On the question of identity to the other 99 persons affected by the decision of the 1st respondent, the learned counsel for the respondent submitted that the 1st respondent knows them by their examination numbers, which are attached to the petition. It is the serial numbers which discloses the names of the students. There has been no reply to that, so I agree with those submissions that the 1st respondent identifies the petitioners by their examination centre numbers and therefore, properly identified in these proceedings.
The application by Adelina Chigulu which is supported by the affidavit of Lillian Novati Rutenge is for the prerogative orders of the certiorari, to call and quash the decision of the 1st respondent and to compel the 1st respondent to release the examination results of the 100 students.
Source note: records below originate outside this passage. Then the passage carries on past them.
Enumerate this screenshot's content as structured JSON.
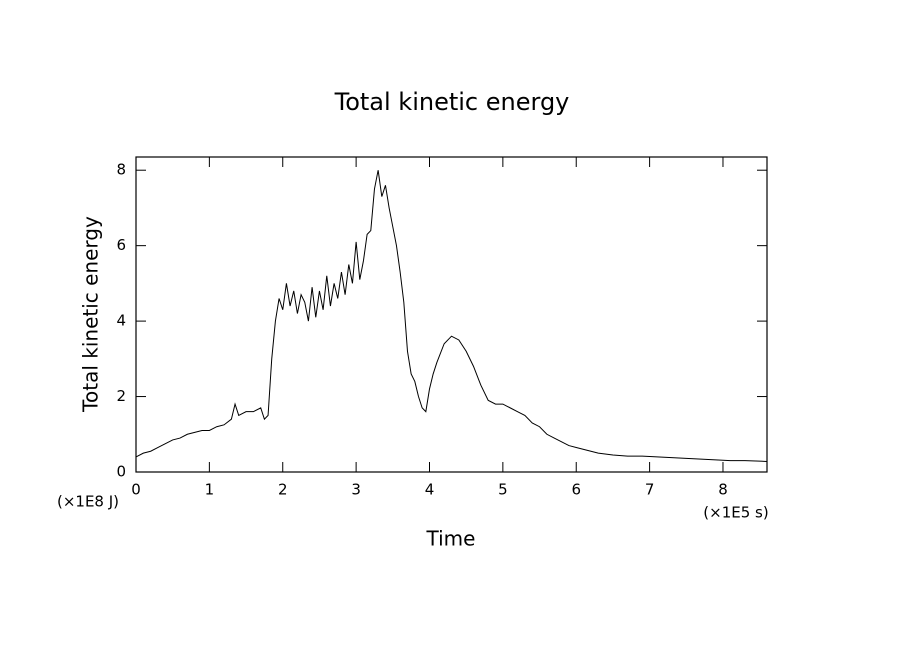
{
  "chart_data": {
    "type": "line",
    "title": "Total kinetic energy",
    "x_label": "Time",
    "y_label": "Total kinetic energy",
    "x_unit": "(×1E5 s)",
    "y_unit": "(×1E8 J)",
    "x": [
      0,
      0.1,
      0.2,
      0.3,
      0.4,
      0.5,
      0.6,
      0.7,
      0.8,
      0.9,
      1.0,
      1.1,
      1.2,
      1.3,
      1.35,
      1.4,
      1.5,
      1.6,
      1.7,
      1.75,
      1.8,
      1.85,
      1.9,
      1.95,
      2.0,
      2.05,
      2.1,
      2.15,
      2.2,
      2.25,
      2.3,
      2.35,
      2.4,
      2.45,
      2.5,
      2.55,
      2.6,
      2.65,
      2.7,
      2.75,
      2.8,
      2.85,
      2.9,
      2.95,
      3.0,
      3.05,
      3.1,
      3.15,
      3.2,
      3.25,
      3.3,
      3.35,
      3.4,
      3.45,
      3.5,
      3.55,
      3.6,
      3.65,
      3.7,
      3.75,
      3.8,
      3.85,
      3.9,
      3.95,
      4.0,
      4.05,
      4.1,
      4.2,
      4.3,
      4.4,
      4.5,
      4.6,
      4.7,
      4.8,
      4.9,
      5.0,
      5.1,
      5.2,
      5.3,
      5.4,
      5.5,
      5.6,
      5.7,
      5.8,
      5.9,
      6.0,
      6.1,
      6.2,
      6.3,
      6.5,
      6.7,
      6.9,
      7.1,
      7.3,
      7.5,
      7.7,
      7.9,
      8.1,
      8.3,
      8.6
    ],
    "series": [
      {
        "name": "Total kinetic energy",
        "color": "#000000",
        "values": [
          0.4,
          0.5,
          0.55,
          0.65,
          0.75,
          0.85,
          0.9,
          1.0,
          1.05,
          1.1,
          1.1,
          1.2,
          1.25,
          1.4,
          1.8,
          1.5,
          1.6,
          1.6,
          1.7,
          1.4,
          1.5,
          3.0,
          4.0,
          4.6,
          4.3,
          5.0,
          4.4,
          4.8,
          4.2,
          4.7,
          4.5,
          4.0,
          4.9,
          4.1,
          4.8,
          4.3,
          5.2,
          4.4,
          5.0,
          4.6,
          5.3,
          4.7,
          5.5,
          5.0,
          6.1,
          5.1,
          5.6,
          6.3,
          6.4,
          7.5,
          8.0,
          7.3,
          7.6,
          7.0,
          6.5,
          6.0,
          5.3,
          4.5,
          3.2,
          2.6,
          2.4,
          2.0,
          1.7,
          1.6,
          2.2,
          2.6,
          2.9,
          3.4,
          3.6,
          3.5,
          3.2,
          2.8,
          2.3,
          1.9,
          1.8,
          1.8,
          1.7,
          1.6,
          1.5,
          1.3,
          1.2,
          1.0,
          0.9,
          0.8,
          0.7,
          0.65,
          0.6,
          0.55,
          0.5,
          0.45,
          0.42,
          0.42,
          0.4,
          0.38,
          0.36,
          0.34,
          0.32,
          0.3,
          0.3,
          0.28
        ]
      }
    ],
    "xlim": [
      0,
      8.6
    ],
    "ylim": [
      0,
      8.35
    ],
    "xticks": [
      0,
      1,
      2,
      3,
      4,
      5,
      6,
      7,
      8
    ],
    "yticks": [
      0,
      2,
      4,
      6,
      8
    ]
  }
}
As I said earlier, the application having its own procedures is not governed by the procedures found under the Civil Procedure Code, 1966. If that is the case, then the preliminary objections are dismissed. The hearing of the application shall proceed.

A.R. Manento
JAJI KIONGOZI
9-110-2005
Coram: S.A. Lila-DR
For the Applicants: Rwechungura For the 1st Respondent-safari
For the 2nd Respondent – A
Cc: Livanga
Order: Ruling delivered today in the presence of learned Rwechungura and Safari counsels for th* applicants and 1st Respondent respectively in the absence of the 2nd Respondent.